Me contaram que Deus nos teria feito a sua imagem e semelhança. Sempre tive grandes dúvidas sobre isso. Penso que é o contrário. Nós julgamos Deus, como a nossa própria imagem de humanos. Daí, ouvir falar de um Deus, violento, vingativo, carrasco, pronto a nos enquadrar como pecadores e, e pródigo em castigos.

Mas quem sou eu para ficar aqui filosofando. Em todo caso, mesmo não sendo religioso, o meu Deus, é o de Spinoza. O Deus que não vive, com se julga, em templos escuros e lúgubres, mas na natureza. Um Deus que não critica, não julga, nem castiga. Pois é puro amor. Um Deus que se pergunta, como poderia nos castigar, se foi justamente ele quem nos criou?

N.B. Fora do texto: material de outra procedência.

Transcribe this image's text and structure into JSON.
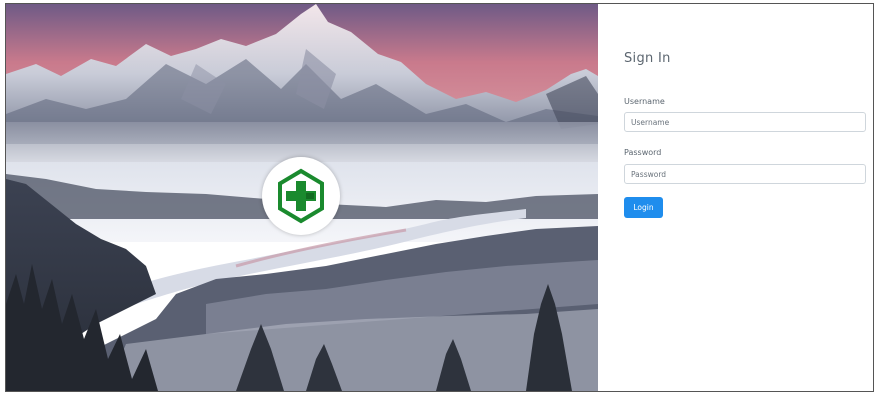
{
  "hero": {
    "image_alt": "winter mountain landscape",
    "logo_icon": "green-cross-hexagon-icon",
    "logo_color": "#1a8a2e"
  },
  "signin": {
    "title": "Sign In",
    "username_label": "Username",
    "username_placeholder": "Username",
    "username_value": "",
    "password_label": "Password",
    "password_placeholder": "Password",
    "password_value": "",
    "login_label": "Login"
  },
  "colors": {
    "accent": "#1f8ded",
    "text": "#5c6670",
    "border": "#cfd6dc"
  }
}
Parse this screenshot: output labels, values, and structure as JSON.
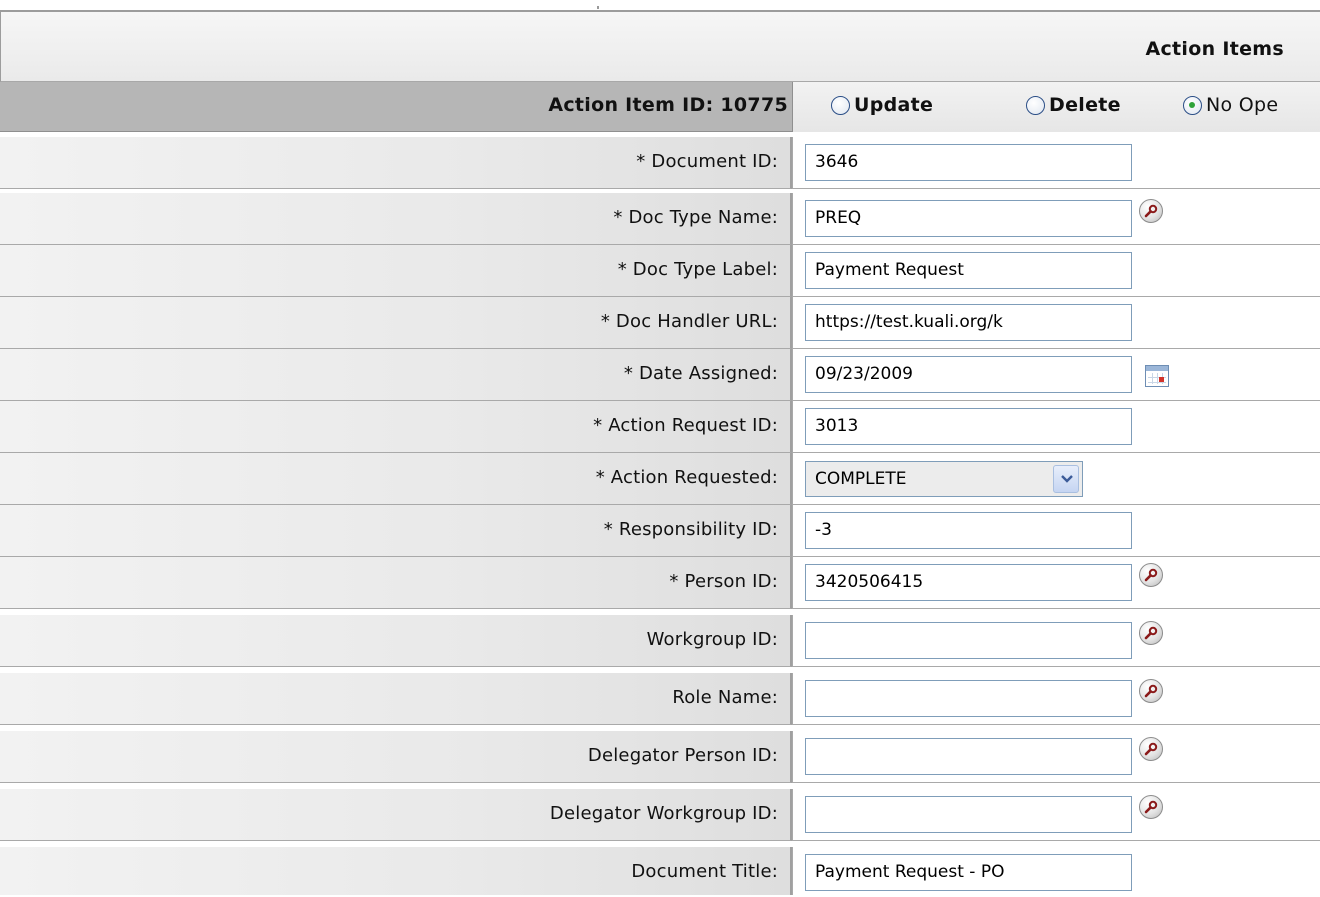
{
  "section": {
    "title": "Action Items"
  },
  "action_item": {
    "id_label": "Action Item ID: 10775",
    "operations": [
      {
        "label": "Update",
        "checked": false
      },
      {
        "label": "Delete",
        "checked": false
      },
      {
        "label": "No Ope",
        "checked": true
      }
    ]
  },
  "fields": [
    {
      "label": "* Document ID:",
      "value": "3646"
    },
    {
      "label": "* Doc Type Name:",
      "value": "PREQ",
      "icon": "lookup-icon"
    },
    {
      "label": "* Doc Type Label:",
      "value": "Payment Request"
    },
    {
      "label": "* Doc Handler URL:",
      "value": "https://test.kuali.org/k"
    },
    {
      "label": "* Date Assigned:",
      "value": "09/23/2009",
      "icon": "calendar-icon"
    },
    {
      "label": "* Action Request ID:",
      "value": "3013"
    },
    {
      "label": "* Action Requested:",
      "value": "COMPLETE",
      "control": "select"
    },
    {
      "label": "* Responsibility ID:",
      "value": "-3"
    },
    {
      "label": "* Person ID:",
      "value": "3420506415",
      "icon": "lookup-icon"
    },
    {
      "label": "Workgroup ID:",
      "value": "",
      "icon": "lookup-icon"
    },
    {
      "label": "Role Name:",
      "value": "",
      "icon": "lookup-icon"
    },
    {
      "label": "Delegator Person ID:",
      "value": "",
      "icon": "lookup-icon"
    },
    {
      "label": "Delegator Workgroup ID:",
      "value": "",
      "icon": "lookup-icon"
    },
    {
      "label": "Document Title:",
      "value": "Payment Request - PO"
    }
  ],
  "colors": {
    "header_bg": "#eeeeee",
    "item_row_bg": "#b6b6b6",
    "input_border": "#7f9db9",
    "radio_checked": "#2fa33a"
  }
}
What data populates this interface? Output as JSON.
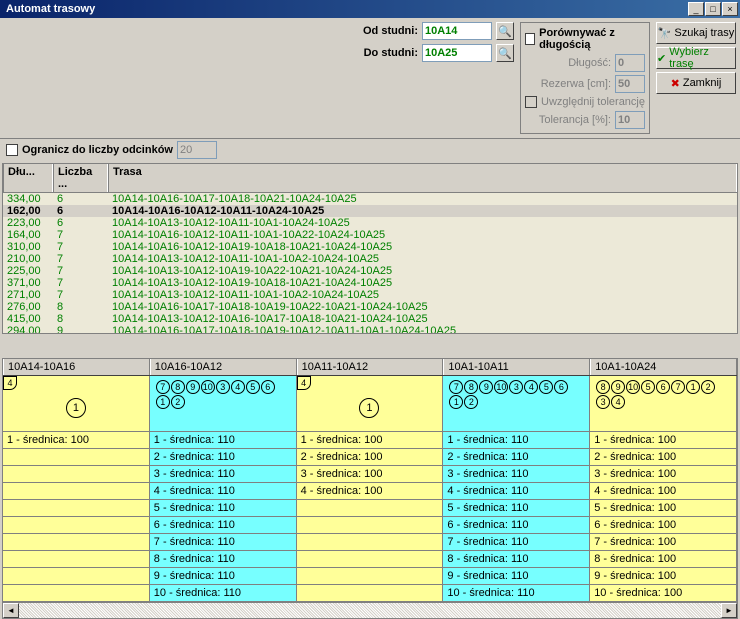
{
  "title": "Automat trasowy",
  "labels": {
    "od": "Od studni:",
    "do": "Do studni:",
    "cmp": "Porównywać z  długością",
    "dlug": "Długość:",
    "rez": "Rezerwa [cm]:",
    "uwz": "Uwzględnij tolerancję",
    "tol": "Tolerancja [%]:",
    "seg": "Ogranicz do liczby odcinków"
  },
  "inputs": {
    "od": "10A14",
    "do": "10A25",
    "dlug": "0",
    "rez": "50",
    "tol": "10",
    "seg": "20"
  },
  "buttons": {
    "szukaj": "Szukaj trasy",
    "wybierz": "Wybierz trasę",
    "zamknij": "Zamknij"
  },
  "grid": {
    "headers": [
      "Dłu...",
      "Liczba ...",
      "Trasa"
    ],
    "rows": [
      {
        "d": "334,00",
        "n": "6",
        "t": "10A14-10A16-10A17-10A18-10A21-10A24-10A25",
        "sel": false
      },
      {
        "d": "162,00",
        "n": "6",
        "t": "10A14-10A16-10A12-10A11-10A24-10A25",
        "sel": true
      },
      {
        "d": "223,00",
        "n": "6",
        "t": "10A14-10A13-10A12-10A11-10A1-10A24-10A25",
        "sel": false
      },
      {
        "d": "164,00",
        "n": "7",
        "t": "10A14-10A16-10A12-10A11-10A1-10A22-10A24-10A25",
        "sel": false
      },
      {
        "d": "310,00",
        "n": "7",
        "t": "10A14-10A16-10A12-10A19-10A18-10A21-10A24-10A25",
        "sel": false
      },
      {
        "d": "210,00",
        "n": "7",
        "t": "10A14-10A13-10A12-10A11-10A1-10A2-10A24-10A25",
        "sel": false
      },
      {
        "d": "225,00",
        "n": "7",
        "t": "10A14-10A13-10A12-10A19-10A22-10A21-10A24-10A25",
        "sel": false
      },
      {
        "d": "371,00",
        "n": "7",
        "t": "10A14-10A13-10A12-10A19-10A18-10A21-10A24-10A25",
        "sel": false
      },
      {
        "d": "271,00",
        "n": "7",
        "t": "10A14-10A13-10A12-10A11-10A1-10A2-10A24-10A25",
        "sel": false
      },
      {
        "d": "276,00",
        "n": "8",
        "t": "10A14-10A16-10A17-10A18-10A19-10A22-10A21-10A24-10A25",
        "sel": false
      },
      {
        "d": "415,00",
        "n": "8",
        "t": "10A14-10A13-10A12-10A16-10A17-10A18-10A21-10A24-10A25",
        "sel": false
      },
      {
        "d": "294,00",
        "n": "9",
        "t": "10A14-10A16-10A17-10A18-10A19-10A12-10A11-10A1-10A24-10A25",
        "sel": false
      }
    ]
  },
  "bottom": {
    "headers": [
      "10A14-10A16",
      "10A16-10A12",
      "10A11-10A12",
      "10A1-10A11",
      "10A1-10A24"
    ],
    "cols": [
      {
        "corner": "4",
        "circles": [],
        "big": "1",
        "rows": [
          "1 - średnica: 100",
          "",
          "",
          "",
          "",
          "",
          "",
          "",
          "",
          ""
        ],
        "color": "y"
      },
      {
        "corner": "",
        "circles": [
          "7",
          "8",
          "9",
          "10",
          "3",
          "4",
          "5",
          "6",
          "1",
          "2"
        ],
        "big": "",
        "rows": [
          "1 - średnica: 110",
          "2 - średnica: 110",
          "3 - średnica: 110",
          "4 - średnica: 110",
          "5 - średnica: 110",
          "6 - średnica: 110",
          "7 - średnica: 110",
          "8 - średnica: 110",
          "9 - średnica: 110",
          "10 - średnica: 110"
        ],
        "color": "c"
      },
      {
        "corner": "4",
        "circles": [],
        "big": "1",
        "rows": [
          "1 - średnica: 100",
          "2 - średnica: 100",
          "3 - średnica: 100",
          "4 - średnica: 100",
          "",
          "",
          "",
          "",
          "",
          ""
        ],
        "color": "y"
      },
      {
        "corner": "",
        "circles": [
          "7",
          "8",
          "9",
          "10",
          "3",
          "4",
          "5",
          "6",
          "1",
          "2"
        ],
        "big": "",
        "rows": [
          "1 - średnica: 110",
          "2 - średnica: 110",
          "3 - średnica: 110",
          "4 - średnica: 110",
          "5 - średnica: 110",
          "6 - średnica: 110",
          "7 - średnica: 110",
          "8 - średnica: 110",
          "9 - średnica: 110",
          "10 - średnica: 110"
        ],
        "color": "c"
      },
      {
        "corner": "",
        "circles": [
          "8",
          "9",
          "10",
          "5",
          "6",
          "7",
          "1",
          "2",
          "3",
          "4"
        ],
        "big": "",
        "rows": [
          "1 - średnica: 100",
          "2 - średnica: 100",
          "3 - średnica: 100",
          "4 - średnica: 100",
          "5 - średnica: 100",
          "6 - średnica: 100",
          "7 - średnica: 100",
          "8 - średnica: 100",
          "9 - średnica: 100",
          "10 - średnica: 100"
        ],
        "color": "y"
      }
    ]
  }
}
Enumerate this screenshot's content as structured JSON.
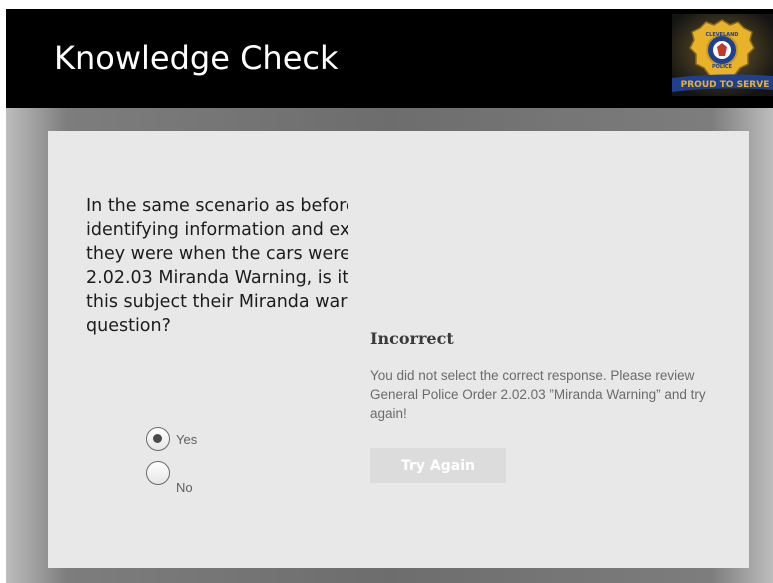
{
  "slide": {
    "title": "Knowledge Check",
    "badge_text": "PROUD TO SERVE",
    "badge_top_text": "CLEVELAND",
    "badge_bottom_text": "POLICE"
  },
  "question": {
    "text": "In the same scenario as before, the subject has given his\nidentifying information and explained where and what\nthey were when the cars were broken into. According to\n2.02.03 Miranda Warning, is it necessary to read\nthis subject their Miranda warnings before the next\nquestion?"
  },
  "choices": [
    {
      "label": "Yes",
      "selected": true
    },
    {
      "label": "No",
      "selected": false
    }
  ],
  "feedback": {
    "title": "Incorrect",
    "message": "You did not select the correct response. Please review General Police Order 2.02.03 ”Miranda Warning” and try again!",
    "button_label": "Try Again"
  },
  "colors": {
    "header": "#000000",
    "panel": "#e8e8e8",
    "button": "#dcdcdc",
    "badge_gold": "#e8b22a",
    "badge_blue": "#1f3f8f"
  }
}
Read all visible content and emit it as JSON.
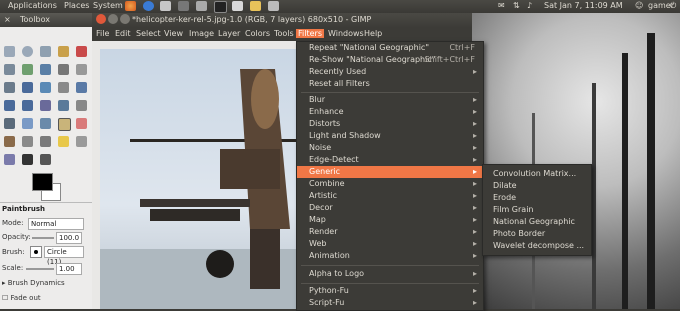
{
  "panel": {
    "menus": [
      "Applications",
      "Places",
      "System"
    ],
    "datetime": "Sat Jan  7, 11:09 AM",
    "user": "gamer"
  },
  "toolbox": {
    "title": "Toolbox",
    "tool_options_title": "Paintbrush",
    "mode_label": "Mode:",
    "mode_value": "Normal",
    "opacity_label": "Opacity:",
    "opacity_value": "100.0",
    "brush_label": "Brush:",
    "brush_value": "Circle (11)",
    "scale_label": "Scale:",
    "scale_value": "1.00",
    "brush_dynamics": "Brush Dynamics",
    "fade_out": "Fade out"
  },
  "gimp": {
    "title": "*helicopter-ker-rel-5.jpg-1.0 (RGB, 7 layers) 680x510 - GIMP",
    "menubar": [
      "File",
      "Edit",
      "Select",
      "View",
      "Image",
      "Layer",
      "Colors",
      "Tools",
      "Filters",
      "Windows",
      "Help"
    ]
  },
  "filters_menu": {
    "top_items": [
      {
        "label": "Repeat \"National Geographic\"",
        "shortcut": "Ctrl+F"
      },
      {
        "label": "Re-Show \"National Geographic\"",
        "shortcut": "Shift+Ctrl+F"
      },
      {
        "label": "Recently Used",
        "shortcut": ""
      },
      {
        "label": "Reset all Filters",
        "shortcut": ""
      }
    ],
    "items": [
      "Blur",
      "Enhance",
      "Distorts",
      "Light and Shadow",
      "Noise",
      "Edge-Detect",
      "Generic",
      "Combine",
      "Artistic",
      "Decor",
      "Map",
      "Render",
      "Web",
      "Animation"
    ],
    "bottom_items": [
      "Alpha to Logo",
      "Python-Fu",
      "Script-Fu"
    ],
    "highlighted": "Generic"
  },
  "generic_menu": {
    "items": [
      "Convolution Matrix...",
      "Dilate",
      "Erode",
      "Film Grain",
      "National Geographic",
      "Photo Border",
      "Wavelet decompose ..."
    ]
  },
  "colors": {
    "highlight": "#f07746",
    "menu_bg": "#3c3b37"
  }
}
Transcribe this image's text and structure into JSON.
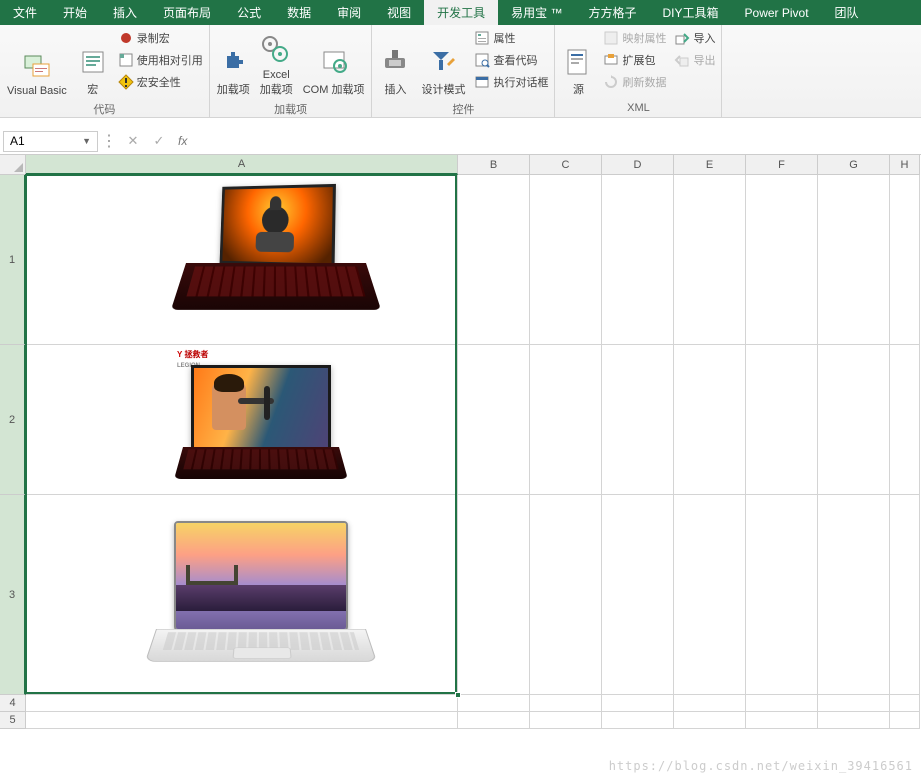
{
  "tabs": [
    "文件",
    "开始",
    "插入",
    "页面布局",
    "公式",
    "数据",
    "审阅",
    "视图",
    "开发工具",
    "易用宝 ™",
    "方方格子",
    "DIY工具箱",
    "Power Pivot",
    "团队"
  ],
  "activeTab": 8,
  "ribbon": {
    "code": {
      "vb": "Visual Basic",
      "macro": "宏",
      "record": "录制宏",
      "relref": "使用相对引用",
      "security": "宏安全性",
      "label": "代码"
    },
    "addins": {
      "addin": "加载项",
      "excel": "Excel\n加载项",
      "com": "COM 加载项",
      "label": "加载项"
    },
    "controls": {
      "insert": "插入",
      "design": "设计模式",
      "props": "属性",
      "viewcode": "查看代码",
      "rundlg": "执行对话框",
      "label": "控件"
    },
    "xml": {
      "source": "源",
      "mapprops": "映射属性",
      "exp": "扩展包",
      "refresh": "刷新数据",
      "import": "导入",
      "export": "导出",
      "label": "XML"
    }
  },
  "namebox": "A1",
  "fx": "fx",
  "cols": {
    "A": 432,
    "B": 72,
    "C": 72,
    "D": 72,
    "E": 72,
    "F": 72,
    "G": 72,
    "H": 30
  },
  "rows": [
    170,
    150,
    200,
    17,
    17
  ],
  "selected": {
    "col": "A",
    "rows": [
      1,
      2,
      3
    ]
  },
  "watermark": "https://blog.csdn.net/weixin_39416561",
  "images": {
    "legion": "LEGION",
    "brand": "拯救者"
  }
}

Imaginar um Deus que nos coloca medo, acho eu, que não faz sentido.

E, contrariando tudo o que me ensinaram na infância, e que fiz questão de não aprender, e esquecer, na minha imaginação, quando penso em Deus, acho que ele é um cara legal e  inspirador.

Será que tô certo?

Falando nisso, será que vou para o céu, quando eu esticar as canelas?